If you look at the trend of NLP research and question-answering systems, it’s reasonable for G to release a system that can answer questions based on information in books. At first it will let you query a specific set of books. Later it will merge facts and claims across them.

Hella useful if you’re writing an essay and just need some quotes. It will be for school-age essay-writing what the calculator was for math – a game-changer that questions our cultural expectations around this ‘educational’ activity.

Eventually useful for anyone who uses knowledge in any way.

Here’s the problem:

They’ll claim to own the derived product

Because facts are facts, after all. A question-answering bot is a transformative work. G will claim to claim to own the expert system generated from the book, and offer zero money to the copyright owners.

This will do to non-fiction books what youtube did to music: drive down the price in ways that makes distribution only economical for low-margin platforms. It could give G a monopoly on the market and create a disincentive for production of new knowledge.

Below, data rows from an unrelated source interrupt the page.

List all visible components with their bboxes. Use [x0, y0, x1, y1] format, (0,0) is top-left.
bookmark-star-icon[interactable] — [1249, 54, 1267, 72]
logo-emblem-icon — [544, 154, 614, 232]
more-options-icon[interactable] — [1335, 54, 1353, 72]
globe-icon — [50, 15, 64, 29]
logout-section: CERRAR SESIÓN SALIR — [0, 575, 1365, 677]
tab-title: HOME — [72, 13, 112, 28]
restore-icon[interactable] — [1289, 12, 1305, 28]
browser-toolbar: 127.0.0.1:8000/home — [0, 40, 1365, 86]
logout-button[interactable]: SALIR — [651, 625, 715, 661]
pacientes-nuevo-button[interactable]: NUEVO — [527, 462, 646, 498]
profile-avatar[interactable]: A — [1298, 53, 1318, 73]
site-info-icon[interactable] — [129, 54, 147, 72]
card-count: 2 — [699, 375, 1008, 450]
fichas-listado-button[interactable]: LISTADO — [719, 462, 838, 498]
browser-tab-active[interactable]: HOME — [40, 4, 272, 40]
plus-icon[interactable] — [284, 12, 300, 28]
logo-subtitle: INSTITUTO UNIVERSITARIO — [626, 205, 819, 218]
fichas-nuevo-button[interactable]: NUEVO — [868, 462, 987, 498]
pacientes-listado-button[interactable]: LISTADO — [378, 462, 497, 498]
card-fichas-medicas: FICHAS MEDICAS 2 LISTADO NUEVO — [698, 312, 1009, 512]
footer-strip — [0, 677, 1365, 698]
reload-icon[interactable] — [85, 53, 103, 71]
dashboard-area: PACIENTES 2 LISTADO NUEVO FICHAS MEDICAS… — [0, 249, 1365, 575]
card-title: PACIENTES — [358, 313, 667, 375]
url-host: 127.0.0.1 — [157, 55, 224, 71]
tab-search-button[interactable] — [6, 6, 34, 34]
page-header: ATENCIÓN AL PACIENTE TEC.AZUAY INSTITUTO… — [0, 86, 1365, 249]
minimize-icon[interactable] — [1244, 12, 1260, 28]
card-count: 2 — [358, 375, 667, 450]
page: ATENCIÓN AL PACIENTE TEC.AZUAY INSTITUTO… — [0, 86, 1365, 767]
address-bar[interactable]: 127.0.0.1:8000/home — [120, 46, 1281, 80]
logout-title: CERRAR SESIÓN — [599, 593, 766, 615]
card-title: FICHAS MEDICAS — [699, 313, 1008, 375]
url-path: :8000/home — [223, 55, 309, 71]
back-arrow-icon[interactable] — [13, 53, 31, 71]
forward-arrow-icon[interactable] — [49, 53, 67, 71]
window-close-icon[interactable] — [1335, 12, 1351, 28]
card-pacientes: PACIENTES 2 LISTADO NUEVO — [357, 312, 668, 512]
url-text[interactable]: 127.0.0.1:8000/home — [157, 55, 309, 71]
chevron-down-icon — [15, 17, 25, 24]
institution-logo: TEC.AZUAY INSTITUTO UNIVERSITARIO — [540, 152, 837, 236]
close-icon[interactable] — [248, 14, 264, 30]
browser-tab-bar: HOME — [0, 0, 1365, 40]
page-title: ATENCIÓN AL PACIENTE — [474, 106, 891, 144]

If I’d published a non-fiction book in the last 100 years I’d put $10 right now into a class action to prevent this product from hitting the market.

Google will force us to create a new format for information by removing the profitability from the existing one.

It’s not like they didn’t tell us they were doing this. Their mission statement was to ‘free the world’s information’. Small wonder they don’t understand privacy. In this case we’re talking about information that’s protected by IP rights. When you free something that belongs to someone it’s called stealing.

Stealing is evil, of course, and evil has only been on the menu since 2018. So no surprise on the slow start.


I book I started (long) after writing this is Blair’s ‘Too Much to Know’, about how scribes’ margin notes were the medieval wikipedia, the Renaissance ‘info-lust’, and the dictionary craze of the 18th century. Great book, and it makes you want to draw a line from the scribes’ notes to the much larger, denser, semantically-indexed accumulations of knowledge we’re scraping together today.

Also, this post was written before LLMs hit the mainstream. A lot has happened. (I am working on a follow-up which I will try to remember to link from here).

There’s a thread about this on HN. Arguments I liked in there:

Publishing a summary doesn’t violate copyright. Probably right, but publishing every possible summary of a book doesn’t have case law and is much more like a substituitable good. And releasing an expert system based on a book is more like ‘every summary’ than a single summary.

In my opinion this is like G’s problem with yelp / genius infoboxes – scraping an entire site and deterring you from clicking through. I’m not a lawyer or an expert on IP law, so I don’t know if there’s case law for yelp v google on US soil. Also Genius watermarked their lyrics so the apostrophes read out ‘red handed’ in morse code.

Airbnb uses ML successfully to rank search results. From this comment. I think the person was trying to say that FB & G are using ML effectively, but they just posted this paper on ML-based ranking at airbnb. Re-sharing here because I liked the paper, draw your own conclusions about the rest.

Maps and street view are a valuable proprietary dataset. (from the same comment as the airbnb paper). Yeah, maybe. I think about this a lot because maps is a product that I hate but kind of must use. I think street view is silly; a digital database of storefronts would be useful, a shitty 2.5d VR game is not useful. Is G maps better than DBs published by the government? Maybe. For streets, probably. For finding retail businesses, not sure – if there were a city-published DB of businesses by category I’d give that a shot. I’ve tried to use the open street map version of G maps and never got it to work.